11 thoughts on “The Future Of Retail In The Age Of Amazon”

  1. Why is Amazon more successful than these other retailers? Because Bezos has a vision. He is a long term planner. The others are out to get rich as soon as possible and long term consequences be darned.

    Bezos is invested in his “baby”. Other CEOs and “leaders” are only invested in their own bank account.

    • Amazon’s long term projects are all funded by very short term cash flow. Cut off that short term cash flow and the whole thing collapses.

      Like any other company, Amazon tries to get that cash flow as soon as possible. Bezos spends just as much time on the short term as any other CEO.

      And long term? Car manufacturers spend ten years bringing a new model to market. Drug firms spend 6-10 years developing and testing new drugs. Oil companies spend five years on exploration and development drilling, then two years of construction to bring in fields that will produce for ten to twenty years. Mining companies have thirty year development plans to exploit underground ore reserves. Boing started development of the 747 in the Sixties, flew the first one in 1969, and fifty years later the fleet is still flying all over the world.

      For many of these companies, we then have to add a few years of getting permits from a dozen government agencies and going through court challenges from people who want to stop long term plans.

  2. “Many retailers … became saddled with private-equity debt”

    Note the weasel language: they “became” saddled with this debt, as if through momentary inattention.
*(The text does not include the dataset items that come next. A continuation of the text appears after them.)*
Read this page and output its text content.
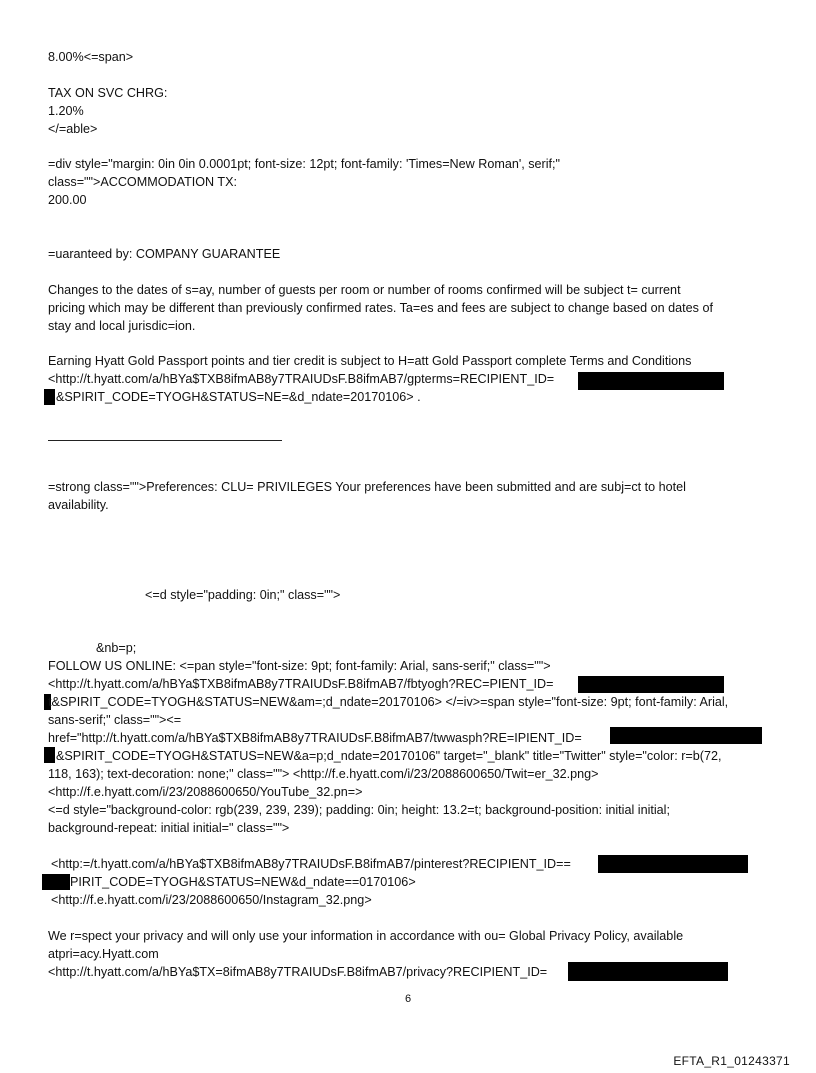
8.00%<=span>
TAX ON SVC CHRG:
1.20%
</=able>
=div style="margin: 0in 0in 0.0001pt; font-size: 12pt; font-family: 'Times=New Roman', serif;"
class="">ACCOMMODATION TX:
200.00
=uaranteed by: COMPANY GUARANTEE
Changes to the dates of s=ay, number of guests per room or number of rooms confirmed will be subject t= current
pricing which may be different than previously confirmed rates. Ta=es and fees are subject to change based on dates of
stay and local jurisdic=ion.
Earning Hyatt Gold Passport points and tier credit is subject to H=att Gold Passport complete Terms and Conditions
<http://t.hyatt.com/a/hBYa$TXB8ifmAB8y7TRAIUDsF.B8ifmAB7/gpterms=RECIPIENT_ID=
&SPIRIT_CODE=TYOGH&STATUS=NE=&d_ndate=20170106> .
=strong class="">Preferences: CLU= PRIVILEGES Your preferences have been submitted and are subj=ct to hotel
availability.
<=d style="padding: 0in;" class="">
&nb=p;
FOLLOW US ONLINE: <=pan style="font-size: 9pt; font-family: Arial, sans-serif;" class="">
<http://t.hyatt.com/a/hBYa$TXB8ifmAB8y7TRAIUDsF.B8ifmAB7/fbtyogh?REC=PIENT_ID=
t&SPIRIT_CODE=TYOGH&STATUS=NEW&am=;d_ndate=20170106> </=iv>=span style="font-size: 9pt; font-family: Arial,
sans-serif;" class=""><=
href="http://t.hyatt.com/a/hBYa$TXB8ifmAB8y7TRAIUDsF.B8ifmAB7/twwasph?RE=IPIENT_ID=
&SPIRIT_CODE=TYOGH&STATUS=NEW&a=p;d_ndate=20170106" target="_blank" title="Twitter" style="color: r=b(72,
118, 163); text-decoration: none;" class=""> <http://f.e.hyatt.com/i/23/2088600650/Twit=er_32.png>
<http://f.e.hyatt.com/i/23/2088600650/YouTube_32.pn=>
<=d style="background-color: rgb(239, 239, 239); padding: 0in; height: 13.2=t; background-position: initial initial;
background-repeat: initial initial=" class="">
<http:=/t.hyatt.com/a/hBYa$TXB8ifmAB8y7TRAIUDsF.B8ifmAB7/pinterest?RECIPIENT_ID==
PIRIT_CODE=TYOGH&STATUS=NEW&d_ndate==0170106>
<http://f.e.hyatt.com/i/23/2088600650/Instagram_32.png>
We r=spect your privacy and will only use your information in accordance with ou= Global Privacy Policy, available
atpri=acy.Hyatt.com
<http://t.hyatt.com/a/hBYa$TX=8ifmAB8y7TRAIUDsF.B8ifmAB7/privacy?RECIPIENT_ID=
6
EFTA_R1_01243371
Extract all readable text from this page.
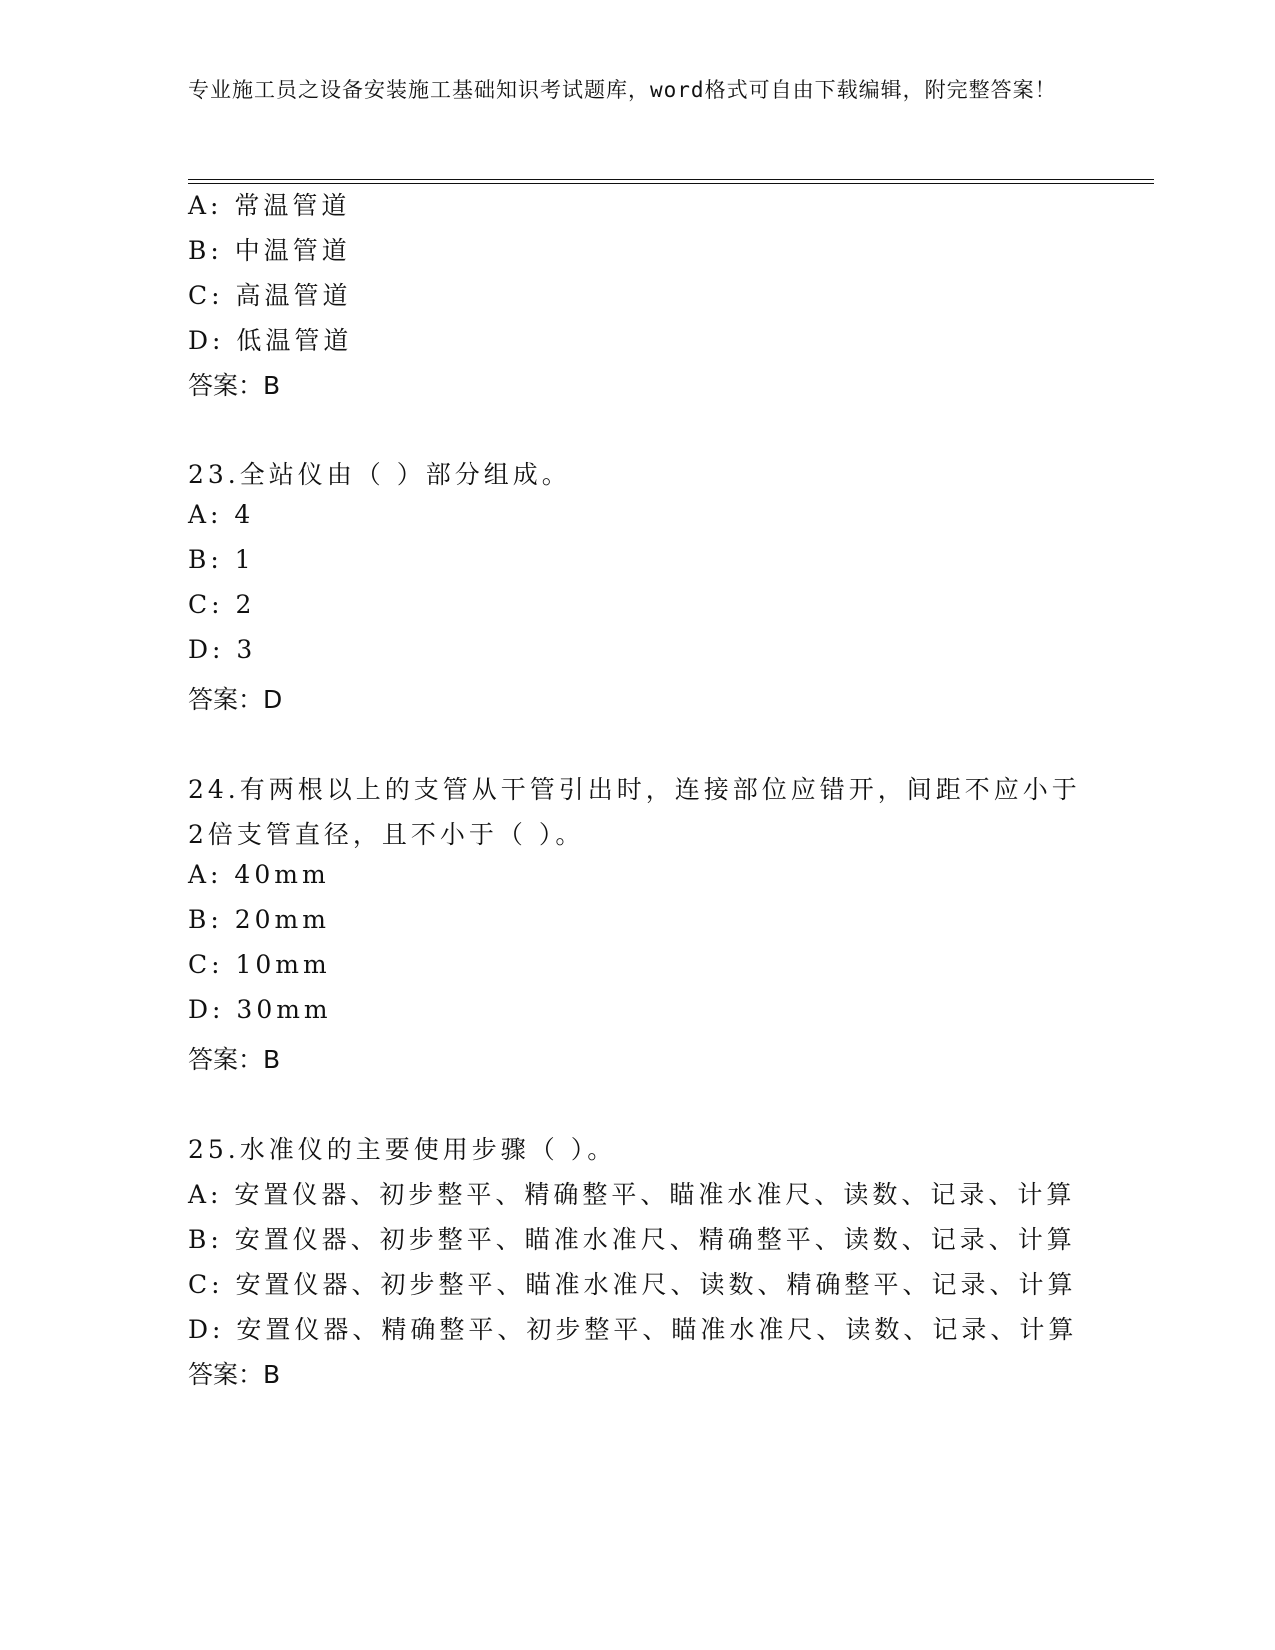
专业施工员之设备安装施工基础知识考试题库，word格式可自由下载编辑，附完整答案！
A: 常温管道
B: 中温管道
C: 高温管道
D: 低温管道
答案：B
23.全站仪由（ ）部分组成。
A: 4
B: 1
C: 2
D: 3
答案：D
24.有两根以上的支管从干管引出时，连接部位应错开，间距不应小于
2倍支管直径，且不小于（ ）。
A: 40mm
B: 20mm
C: 10mm
D: 30mm
答案：B
25.水准仪的主要使用步骤（ ）。
A: 安置仪器、初步整平、精确整平、瞄准水准尺、读数、记录、计算
B: 安置仪器、初步整平、瞄准水准尺、精确整平、读数、记录、计算
C: 安置仪器、初步整平、瞄准水准尺、读数、精确整平、记录、计算
D: 安置仪器、精确整平、初步整平、瞄准水准尺、读数、记录、计算
答案：B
In reality, this debt was inflicted on them by smash-and-grab corporate raiders.

  3. MOA is kind of a destination and has a town square vibe, at least it did for me back in the late 90’s when I was in grad school. I’d hop a bus and hang out in one of the food courts overlooking the park to study. In midwinter I could see trees, a bit of non-frozen water and sit in natural sunlight coming through the glass ceiling. That was nice in Minnesota! And I could catch a movie before heading home.

    • Or it is the only accessible source at any price.
      The excessive focus on price blinds the media to the fact that local stores simply can’t carry as broad pf variety of merchandise as a large online retailer. Oftentimes online is simply the only option.

  4. I have a large mall nearby called Potomac Mills. Its response to Amazon was to go upmarket.

    During a refit it replaced the wire gates used to close store entrances in most malls with doors and long stretches of glass. The developer also started angling the entrances to each store so that you could see the store sign and look into the store as you walked down the main drag.